学問、尊敬、魂
「錬金術とは何か?ですか……」ソーマは問いに対し、少し考え答える。
「私も、偉大な錬金術師等と持て囃されたりはしましたが、極致に辿り着く前に斃れてしまったので、偉そうなことはあまり言えないのですが……。」錬金術の最高権威であっただろう者の謙虚さに、尊敬の念を強めつつ答えを待つ。

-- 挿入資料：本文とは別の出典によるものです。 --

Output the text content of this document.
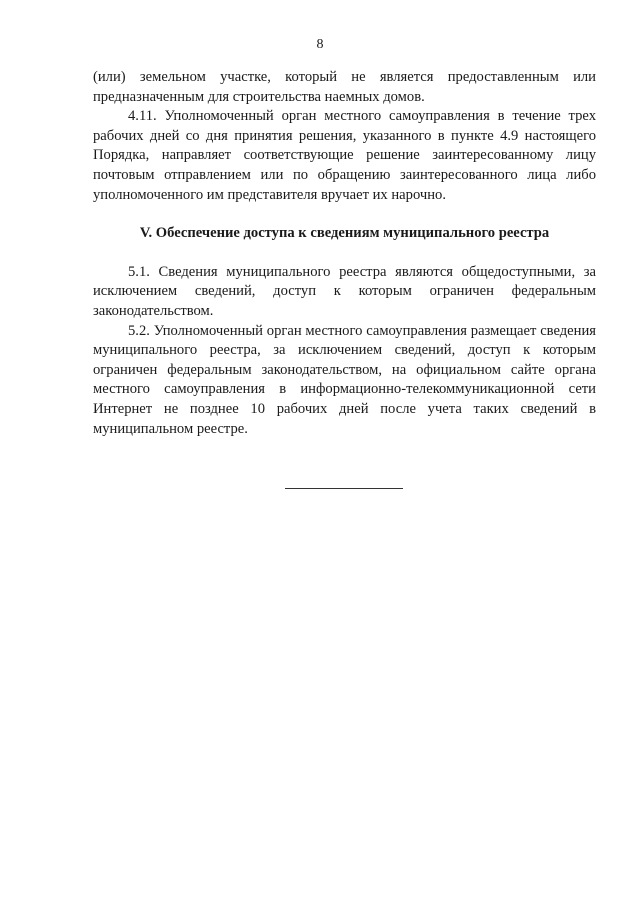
8

(или) земельном участке, который не является предоставленным или предназначенным для строительства наемных домов.

4.11. Уполномоченный орган местного самоуправления в течение трех рабочих дней со дня принятия решения, указанного в пункте 4.9 настоящего Порядка, направляет соответствующие решение заинтересованному лицу почтовым отправлением или по обращению заинтересованного лица либо уполномоченного им представителя вручает их нарочно.

V. Обеспечение доступа к сведениям муниципального реестра

5.1. Сведения муниципального реестра являются общедоступными, за исключением сведений, доступ к которым ограничен федеральным законодательством.

5.2. Уполномоченный орган местного самоуправления размещает сведения муниципального реестра, за исключением сведений, доступ к которым ограничен федеральным законодательством, на официальном сайте органа местного самоуправления в информационно-телекоммуникационной сети Интернет не позднее 10 рабочих дней после учета таких сведений в муниципальном реестре.
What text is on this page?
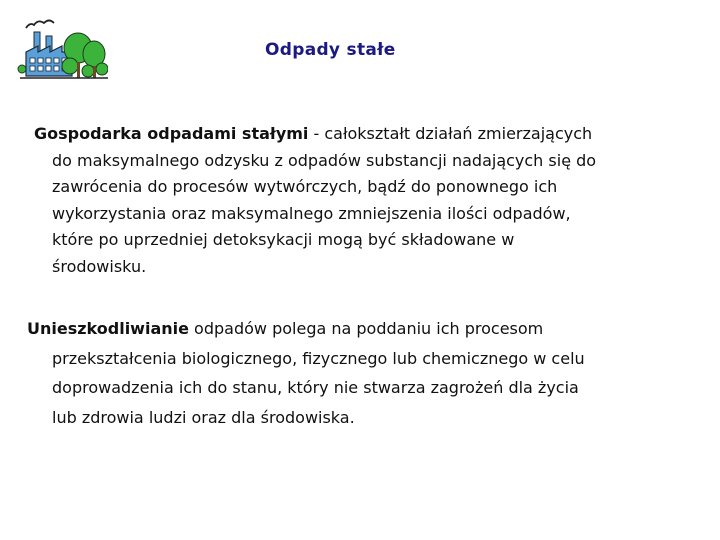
Odpady stałe
Gospodarka odpadami stałymi - całokształt działań zmierzających
do maksymalnego odzysku z odpadów substancji nadających się do
zawrócenia do procesów wytwórczych, bądź do ponownego ich
wykorzystania oraz maksymalnego zmniejszenia ilości odpadów,
które po uprzedniej detoksykacji mogą być składowane w
środowisku.
Unieszkodliwianie odpadów polega na poddaniu ich procesom
przekształcenia biologicznego, fizycznego lub chemicznego w celu
doprowadzenia ich do stanu, który nie stwarza zagrożeń dla życia
lub zdrowia ludzi oraz dla środowiska.
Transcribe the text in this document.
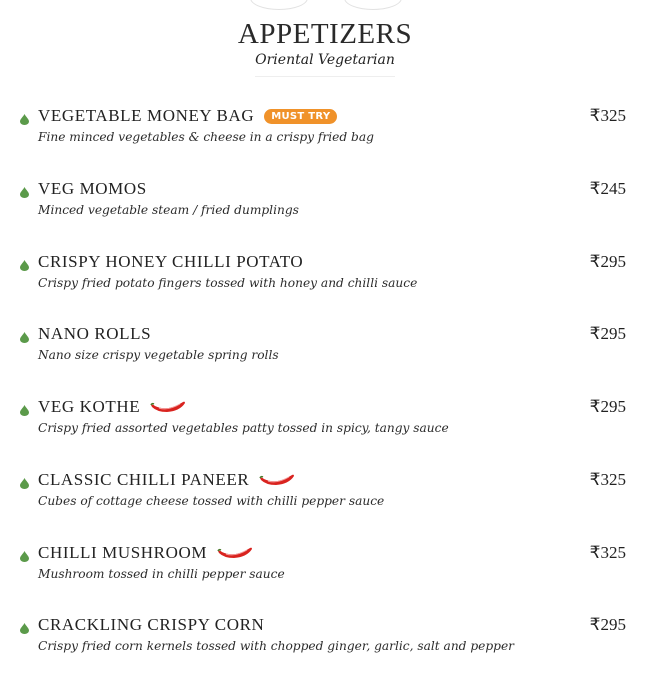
APPETIZERS
Oriental Vegetarian
VEGETABLE MONEY BAG	MUST TRY
Fine minced vegetables & cheese in a crispy fried bag
₹325
VEG MOMOS
Minced vegetable steam / fried dumplings
₹245
CRISPY HONEY CHILLI POTATO
Crispy fried potato fingers tossed with honey and chilli sauce
₹295
NANO ROLLS
Nano size crispy vegetable spring rolls
₹295
VEG KOTHE
Crispy fried assorted vegetables patty tossed in spicy, tangy sauce
₹295
CLASSIC CHILLI PANEER
Cubes of cottage cheese tossed with chilli pepper sauce
₹325
CHILLI MUSHROOM
Mushroom tossed in chilli pepper sauce
₹325
CRACKLING CRISPY CORN
Crispy fried corn kernels tossed with chopped ginger, garlic, salt and pepper
₹295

「錬金術とは、物質を変質させ理を歪める力であり、そして人々をより豊かにする学問。そう私は信じております。」そう答えるソーマは自分の追い求めた道が、如何に誇らしいかを示すように胸を張った。
「素晴らしい御考えです。ソーマ先生。」自然と尊敬が口から出た。人々があのように弔った理由をしかと理解できた。
「先生はやめてください。そんな大層な者では御座いませんので。」ソーマは尚も謙虚であった。
「それで貴殿はどのような職業を?私を目視できるということは、特殊職、もしくはスキルをお持ちとお見受けしますが。」ソーマの問いに、嘘偽りなく答える。
「私のジョブは死霊術師を冠しております。」それを聞いたソーマは身を乗り出し、興奮したように捲し立てる。
「死霊術師!詳しくお聞かせ願いたい!」鼻息を荒くするソーマに理由を尋ねる。
「私の生前最後の研究なのですよ!魂が!」それは是非とも意見交換せねばなるまいと、居住まいを正した。
「生前、私の研究は錬金術によって魂を消滅、もしくは変質、それに準ずる変化を齎す方法を探していました。」ソーマは真剣な表情で話す。
「錬金術とは、ある物質を別の物質に組み替える事が基本です。又は、物質はそのままに形状を変える事も入ります。例えば水を沸騰させて湯気にする。これも一つの錬金術と言えます。」その説明に、研究畑な自分は一つも逃さないように聞き入る。
「では魂とは何か?目に見えぬ、質量を持たぬ物質。そんなものは無いと人々は言うが、人が死ぬと僅かだが身体が軽くなる。レイスや、スケルトン、リッチなど死霊系魔物など当たり前にいる。なのに魂が無いなどと言える訳がない。」ソーマは段々熱くなりつつも続ける。
「死霊術師を冠している貴殿が私の前に現れた。魂が在る事の証明だ。」生前に出会っていればと、ソーマは臍を噛む。
「そして何よりも、この国で悪事を企んでいる奴がいる。」
ソーマは絶対の確信をもって断言をした。